4.7 Seller reserves the right to charge Buyer for any increase in carriage, freight, insurance or other transit charges which may occur after the date of the Contract and any other extra charges incurred due to dispatch by a route other than the usual route if dispatch by that route is considered by Seller to be necessary.
5.1 The Goods are at the risk of Buyer from the time of delivery.
5.2 Ownership of the Goods shall not pass to Buyer until Seller has received in full (in cash or cleared funds) all sums due to it in respect of: (a) the Goods; and (b) all other sums which are or which become due to Seller from Buyer on any account.

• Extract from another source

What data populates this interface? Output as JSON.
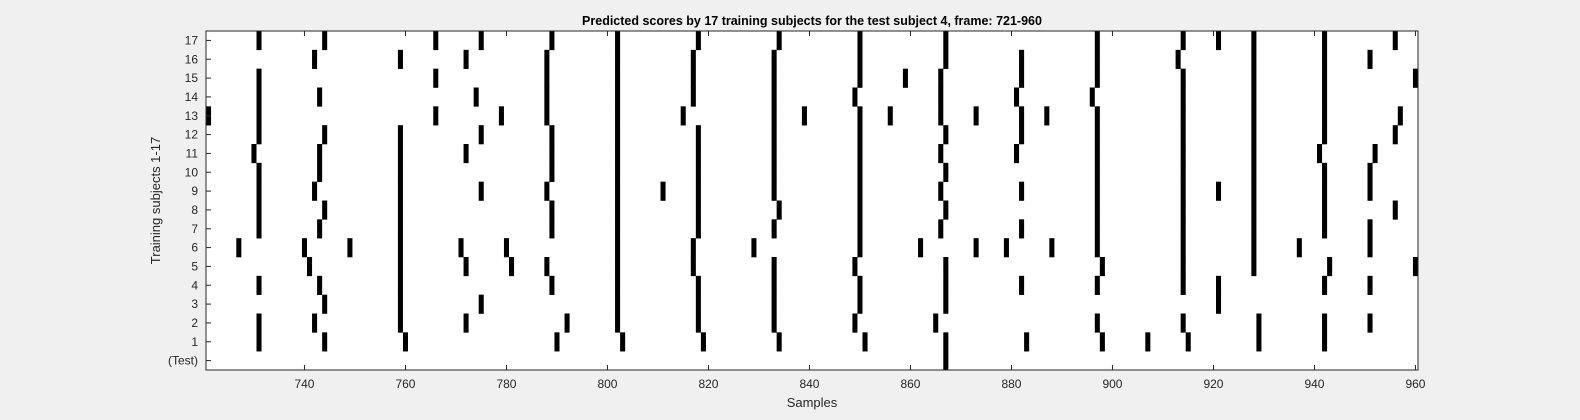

5.3 Until ownership of the Goods has passed to Buyer, Buyer shall: (a) hold the Goods on a fiduciary basis as the Seller’s bailee; and (b) maintain the Goods in satisfactory condition and keep them adequately insured on Seller’s behalf for their full price against risks.

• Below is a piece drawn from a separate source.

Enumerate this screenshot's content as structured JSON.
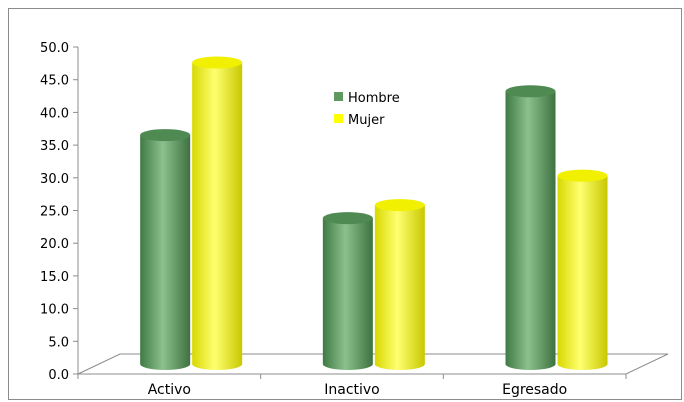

5.4 Buyer may resell the Goods before ownership has passed to it solely on the following conditions: (a) any sale shall be effected in the ordinary course of Buyer’s business at full market value; and (b) any such sale shall be a sale of Seller’s property on Buyer’s own behalf and Buyer shall deal as principal when making such a sale.
5.5 Seller shall be entitled to cancel the Contract without liability (and suspend any further deliveries under the Contract) and Buyer’s right to possession of the Goods shall terminate immediately if: (a) Buyer has a bankruptcy order made against him or makes an arrangement or composition with his creditors, or otherwise takes the benefit of any statutory provision for the time being in force for the relief of insolvent debtors, or (being a body corporate) convenes a meeting of creditors (whether formal or informal), or enters into liquidation (whether voluntary or compulsory) except a solvent voluntary liquidation for the purpose only of reconstruction or amalgamation, or has a receiver and/or manager, administrator or administrative receiver appointed of its undertaking or any part thereof; or (b) Buyer is unable to pay its debts as they fall due or ceases to trade.
5.6 The Buyer shall be entitled to cancel the Contract by 7 days’ notice in writing, provided that the Buyer will remain liable for all costs incurred by Seller, including (but not limited to) production costs and costs incurred purchasing raw materials, up to and including the date of cancellation.